Non devi essere per forza la confidente o l’unico supporto emotivo di tuo marito. Lui è il solo responsabile della propria integrità o dei suoi errori. Il sostegno e l’amore per chi lotta contro dei comportamenti sessuali compulsivi, deve essere una mano tesa pronta ad aiutare, piuttosto che un tuffo in un fiume in piena, alla ricerca della sua salvezza dai suoi stessi vizi. Tu puoi chiedergli di dirti sempre la verità, esigere un vero impegno da parte sua, ma spetta soltanto a lui decidere quale tipo di sessualità ed integrità scegliere. Se pensi che la sua rettitudine dipenda da te, lo aiuterai a crescere nella sua immaturità. E’ sua responsabilità imparare a fare l’uomo e superare la dipendenza adolescenziale dalla pornografia. E’ invece compito tuo imparare a distinguere i fallimenti di tuo marito, cercando di trasformare una relazione disfunzionale, in un rapporto sano tra voi due. Fare finta di niente non è la giusta soluzione; è vero che la verità fa male, ma è l’unico percorso verso la guarigione. Sono sorpreso da quante donne sono entrate nel mio ufficio coscienti di ciò che stava succedendo al proprio marito, ma che hanno preferito non conoscere la verità, credendo di poter sopravvivere al dolore. Questo vile atteggiamento agevola un ambiente favorevole, che consente alla pornografia di prosperare. Mentre sperimenti una marea di emozioni contrastanti, devi continuare a dire al tuo coniuge la verità sulle paure che ti assalgono. Chiedendogli dove si trova in un determinato momento se non riesci a rintracciarlo, domandandogli se sta guardando di nuovo certi filmati, oppure se si farà aiutare, confessandogli che ti senti molto sola e che avete bisogno di aiuto entrambi; queste sono domande appropriate che dimostrano il tuo vero interesse nei suoi confronti. La tua sincerità  lo costringerà ad affrontare la persona falsa che è diventata. Devi amare ed onorare te stessa più che mai, stabilendo dei confini, dicendogli ad esempio che se continuerà a fare uso della pornografia, se ti mentirà di nuovo, se non chiederà seriamente aiuto per lottare contro la sua dipendenza, allora sarai obbligata a prendere in considerazione la separazione. Devi inoltre pretendere da lui totale fedeltà e rispetto per la vostra relazione, cercando di creare un ambiente in cui la pornografia non fiorisca.

Infine: Vivi nella verità

Vivere nella verità è il passo fondamentale da intraprendere se tuo marito fa uso della pornografia.  La genuinità e la verità sono “nocive” per chi è pornodipendente, perché costui basa la sua vita sui segreti e col tempo impara ad avere una duplice esistenza. Ho guardato dei filmati porno regolarmente per quasi tredici anni, e anche se non gli ho permesso di entrare nel mio matrimonio, sono stati parte della mia vita mentre ero pastore. Nessuno lo avrebbe mai saputo. Ero tranquillo proprio perché svolgevo bene il mio lavoro. Quelli come me che guardano la pornografia diventano maestri dell’inganno, vivendo due vite parallele, dimenticando alla fine chi siamo veramente. Non siamo cattivi; siamo ragazzi feriti in cerca di sollievo da traumi irrisolti. Questo non significa assolutamente scusare il nostro comportamento; spiega semplicemente il perché gli uomini usano la pornografia: sono dei codardi incapaci di offrire la verità ai loro coniugi. Il porno offre un modo rapido e sbrigativo per sfuggire ad una realtà che molti uomini sono troppo codardi per affrontare.
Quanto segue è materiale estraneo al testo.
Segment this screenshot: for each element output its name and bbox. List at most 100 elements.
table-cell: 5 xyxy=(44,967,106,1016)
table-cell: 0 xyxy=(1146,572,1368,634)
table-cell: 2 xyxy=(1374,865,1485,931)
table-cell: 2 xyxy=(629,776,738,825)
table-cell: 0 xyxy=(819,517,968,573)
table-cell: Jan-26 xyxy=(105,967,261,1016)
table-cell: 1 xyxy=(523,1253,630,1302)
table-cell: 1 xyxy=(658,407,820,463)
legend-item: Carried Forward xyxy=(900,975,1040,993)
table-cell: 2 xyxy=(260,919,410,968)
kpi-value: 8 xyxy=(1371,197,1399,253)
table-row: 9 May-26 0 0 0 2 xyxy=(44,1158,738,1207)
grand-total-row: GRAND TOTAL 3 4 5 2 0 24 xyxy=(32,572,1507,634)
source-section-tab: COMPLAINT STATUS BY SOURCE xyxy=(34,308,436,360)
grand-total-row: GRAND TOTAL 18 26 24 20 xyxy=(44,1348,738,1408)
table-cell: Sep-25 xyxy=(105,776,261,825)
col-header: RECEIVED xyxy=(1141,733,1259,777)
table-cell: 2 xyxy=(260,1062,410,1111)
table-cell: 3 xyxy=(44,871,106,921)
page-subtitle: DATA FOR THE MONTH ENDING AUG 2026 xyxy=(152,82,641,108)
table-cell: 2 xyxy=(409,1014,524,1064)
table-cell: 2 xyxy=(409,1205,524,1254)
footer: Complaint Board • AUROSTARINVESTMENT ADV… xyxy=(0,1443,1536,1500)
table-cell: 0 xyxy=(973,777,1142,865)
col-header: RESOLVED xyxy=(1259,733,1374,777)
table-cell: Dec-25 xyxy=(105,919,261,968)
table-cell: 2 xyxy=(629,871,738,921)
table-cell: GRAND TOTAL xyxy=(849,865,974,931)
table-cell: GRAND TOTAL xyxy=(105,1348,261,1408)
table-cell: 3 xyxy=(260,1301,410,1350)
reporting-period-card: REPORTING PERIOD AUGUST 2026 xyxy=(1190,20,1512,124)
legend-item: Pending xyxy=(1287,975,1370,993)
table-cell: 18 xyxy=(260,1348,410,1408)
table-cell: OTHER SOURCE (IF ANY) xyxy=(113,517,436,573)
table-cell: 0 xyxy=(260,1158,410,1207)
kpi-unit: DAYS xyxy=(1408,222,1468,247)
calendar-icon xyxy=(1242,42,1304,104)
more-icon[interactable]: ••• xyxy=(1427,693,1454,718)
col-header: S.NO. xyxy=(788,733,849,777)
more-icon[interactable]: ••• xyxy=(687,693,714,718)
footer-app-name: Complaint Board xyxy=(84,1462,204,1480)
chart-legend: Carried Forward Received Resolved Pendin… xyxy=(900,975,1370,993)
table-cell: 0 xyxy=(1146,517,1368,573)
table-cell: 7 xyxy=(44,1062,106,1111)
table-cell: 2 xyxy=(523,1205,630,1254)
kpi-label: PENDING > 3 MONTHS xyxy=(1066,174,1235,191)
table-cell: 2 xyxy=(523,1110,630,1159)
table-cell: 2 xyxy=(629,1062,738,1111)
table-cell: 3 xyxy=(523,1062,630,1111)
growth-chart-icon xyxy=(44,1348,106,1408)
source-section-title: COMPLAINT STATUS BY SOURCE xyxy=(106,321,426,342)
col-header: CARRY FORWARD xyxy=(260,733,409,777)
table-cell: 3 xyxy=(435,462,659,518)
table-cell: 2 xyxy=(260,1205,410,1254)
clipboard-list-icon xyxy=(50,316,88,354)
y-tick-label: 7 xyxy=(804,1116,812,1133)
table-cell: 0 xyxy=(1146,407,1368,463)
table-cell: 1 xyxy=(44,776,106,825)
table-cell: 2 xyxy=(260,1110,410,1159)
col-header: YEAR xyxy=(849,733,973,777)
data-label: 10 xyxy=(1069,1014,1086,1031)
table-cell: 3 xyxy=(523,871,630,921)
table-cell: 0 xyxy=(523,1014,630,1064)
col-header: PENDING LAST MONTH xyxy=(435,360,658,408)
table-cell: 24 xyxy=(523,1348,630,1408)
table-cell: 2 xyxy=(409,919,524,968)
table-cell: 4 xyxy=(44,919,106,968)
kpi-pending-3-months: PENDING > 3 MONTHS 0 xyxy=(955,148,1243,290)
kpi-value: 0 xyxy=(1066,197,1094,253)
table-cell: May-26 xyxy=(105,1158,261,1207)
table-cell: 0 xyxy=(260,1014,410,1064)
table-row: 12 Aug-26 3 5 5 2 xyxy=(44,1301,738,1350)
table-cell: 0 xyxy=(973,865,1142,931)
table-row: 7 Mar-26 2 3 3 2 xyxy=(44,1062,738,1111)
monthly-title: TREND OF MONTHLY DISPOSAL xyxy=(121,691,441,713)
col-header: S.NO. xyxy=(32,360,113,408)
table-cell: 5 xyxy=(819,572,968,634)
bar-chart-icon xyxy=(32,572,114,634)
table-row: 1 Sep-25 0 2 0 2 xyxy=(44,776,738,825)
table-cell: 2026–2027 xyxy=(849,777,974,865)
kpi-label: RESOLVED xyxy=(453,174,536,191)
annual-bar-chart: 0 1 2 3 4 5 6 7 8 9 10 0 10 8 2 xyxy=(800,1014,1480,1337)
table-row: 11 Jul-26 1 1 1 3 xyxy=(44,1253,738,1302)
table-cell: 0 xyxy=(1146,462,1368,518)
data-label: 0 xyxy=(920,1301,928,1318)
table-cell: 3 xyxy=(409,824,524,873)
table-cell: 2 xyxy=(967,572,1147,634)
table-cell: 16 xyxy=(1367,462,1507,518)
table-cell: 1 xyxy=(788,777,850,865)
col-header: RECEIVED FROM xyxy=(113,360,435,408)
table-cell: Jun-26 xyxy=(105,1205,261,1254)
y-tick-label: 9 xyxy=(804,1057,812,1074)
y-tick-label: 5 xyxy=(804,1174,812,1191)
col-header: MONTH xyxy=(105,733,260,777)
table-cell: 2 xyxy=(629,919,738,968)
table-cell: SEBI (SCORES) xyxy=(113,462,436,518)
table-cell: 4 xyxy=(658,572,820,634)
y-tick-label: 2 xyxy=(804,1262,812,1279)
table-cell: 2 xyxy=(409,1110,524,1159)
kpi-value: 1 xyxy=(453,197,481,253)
Come partner, richiedi la piena verità nel tuo matrimonio? Non accampare più scuse verso tuo marito, emotivamente insensibile. Gli dirai quanto ti senti veramente sola? Condividerai quanto profondamente ti manchi connetterti con lui? Basta segreti. Condividerai con tuo marito la tua paura che lui usi di nuovo la pornografia – non come un’accusa (anche se è una strategia palesemente difensivistica, devi chiederti se ti nasconde qualcosa), ma come un modo per essere onesto e per conoscerti meglio? Non cedere alla paura. Tu sei il suo pari, la sua amante e la sua regina. Deve essere conscio della propria oscurità e assumersi le sue responsabilità, per salvare il vostro matrimonio. Se sei in grado di compiere questi passi con maggiore coraggio emotivo, ciò ti aiuterà a creare un ambiente che promuove l’autenticità e la sincerità. Dio è la verità e più viviamo in essa, più sperimenteremo Dio.